Although Ready Player One can sometimes feel strained and self indulgent, there's enough visual artistry to induce a hypnotic (or tranquilizing) effect. The year is 2045 and the world's in a quasi-dystopia. Extreme poverty and housing shortages are offset by the Oasis, a virtual reality world where people pass the time in fantasy. The Oasis is the ultimate bliss out.
The first part of Ready Player One doesn't even feel like a Spielberg film, shot more in the style of George Lucas and the Wachowskis. Few Spielberg films have been so open about his influences. Although it gets off to a slow start, a meaning and logic builds as the film unfolds.
Tye Sheridan stars as Wade, a typical kid obsessed with the computer programmer legend Halliday (Mark Rylance) who created the Oasis, possibly based on Bill Gates, much more so in the novel. Before passing away, Halliday promised a bright future to anyone who could find the three keys hidden in his virtual world. He teams up with Samantha (Olivia Cooke) who bears a resemblance to 80s icon Lea Thompson who starred in Back to the Future. In time, others join the team in a Matrix/Wizard of Oz quest.
Some of the set pieces work, while others drown you in CGI labyrinths. A car race plays like an homage to the work of George Lucas, more THX-1138 than Phantom Menace. A parody of The Shining is by far the most stunning set piece. As Ready Player One moves closer to the climax it starts to feel more like a Spielberg film, echoes of E.T. and the Indiana Jones, even The Sugarland Express.
Mythmaking is the central theme in Ready Player One. What do we remember? Why do we remember it? The digital world of 2045 is all about the 1980s. It was a decade ruled by Spielberg, the wunderkind director of the 1970s, rose to a position of trendsetter in the Eighties. We're now in a cultural moment that longs for the Reagan era. Was it the sense of having avoided a nuclear war? Fond memories of Reagan, a likable president? Or was it the sweet spot decade, before technology began to rule every aspect of life? Does it just look cooler now?

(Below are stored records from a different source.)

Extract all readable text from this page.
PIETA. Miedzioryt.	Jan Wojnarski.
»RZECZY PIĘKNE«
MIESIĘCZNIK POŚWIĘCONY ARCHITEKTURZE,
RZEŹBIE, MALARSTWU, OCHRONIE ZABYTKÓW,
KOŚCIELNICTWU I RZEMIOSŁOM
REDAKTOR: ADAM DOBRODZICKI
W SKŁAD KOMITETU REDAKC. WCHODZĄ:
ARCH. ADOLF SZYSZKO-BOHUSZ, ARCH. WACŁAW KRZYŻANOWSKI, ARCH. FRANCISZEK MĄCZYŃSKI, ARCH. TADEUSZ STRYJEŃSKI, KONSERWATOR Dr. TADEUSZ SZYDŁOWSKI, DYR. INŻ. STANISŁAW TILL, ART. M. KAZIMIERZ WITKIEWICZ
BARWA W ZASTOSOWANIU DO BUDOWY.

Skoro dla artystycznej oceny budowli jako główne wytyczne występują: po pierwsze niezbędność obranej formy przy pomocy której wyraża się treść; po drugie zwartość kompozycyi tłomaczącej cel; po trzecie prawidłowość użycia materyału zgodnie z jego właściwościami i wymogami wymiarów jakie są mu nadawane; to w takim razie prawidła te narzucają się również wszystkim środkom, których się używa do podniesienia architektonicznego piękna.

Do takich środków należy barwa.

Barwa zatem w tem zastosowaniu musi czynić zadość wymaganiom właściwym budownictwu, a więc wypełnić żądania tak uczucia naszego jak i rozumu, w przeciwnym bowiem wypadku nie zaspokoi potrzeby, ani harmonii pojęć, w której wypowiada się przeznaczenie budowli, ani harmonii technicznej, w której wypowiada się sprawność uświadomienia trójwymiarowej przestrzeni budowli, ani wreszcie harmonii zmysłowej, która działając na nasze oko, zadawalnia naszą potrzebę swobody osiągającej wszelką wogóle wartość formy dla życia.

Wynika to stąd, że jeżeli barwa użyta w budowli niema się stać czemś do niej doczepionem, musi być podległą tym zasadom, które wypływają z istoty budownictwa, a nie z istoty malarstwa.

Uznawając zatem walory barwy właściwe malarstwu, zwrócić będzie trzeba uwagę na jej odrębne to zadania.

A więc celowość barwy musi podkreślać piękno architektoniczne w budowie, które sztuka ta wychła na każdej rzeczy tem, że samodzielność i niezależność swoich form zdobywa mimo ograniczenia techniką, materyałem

It's fair to say we're now in the late era of Spielberg's career (although Clint Eastwood hit a stride in his 70s) so that makes Ready Player One a movie that will be closely analyzed. There's a sense of finality to it, as if he will never revisit the special effects extravaganza terrain again. All of his usual themes are present, a rehash of a rehash, adding a hint of sadness to the whole enterprise. Just as aging Star Wars fans felt betrayed by The Last Jedi, Spielberg's telling us we'll never know the sense of wonder of his earlier work. But we can think of new possibilities in cinema.
Always in tune with changing audience tastes, Spielberg has made his most special effects heavy, unabashedly CGI intense movie. Yet there is still meaning and irony because the story's old fashioned. It's a hopeful film in the end; environments, technologies, economies all shift, but the human need for stories and narrative will never go away.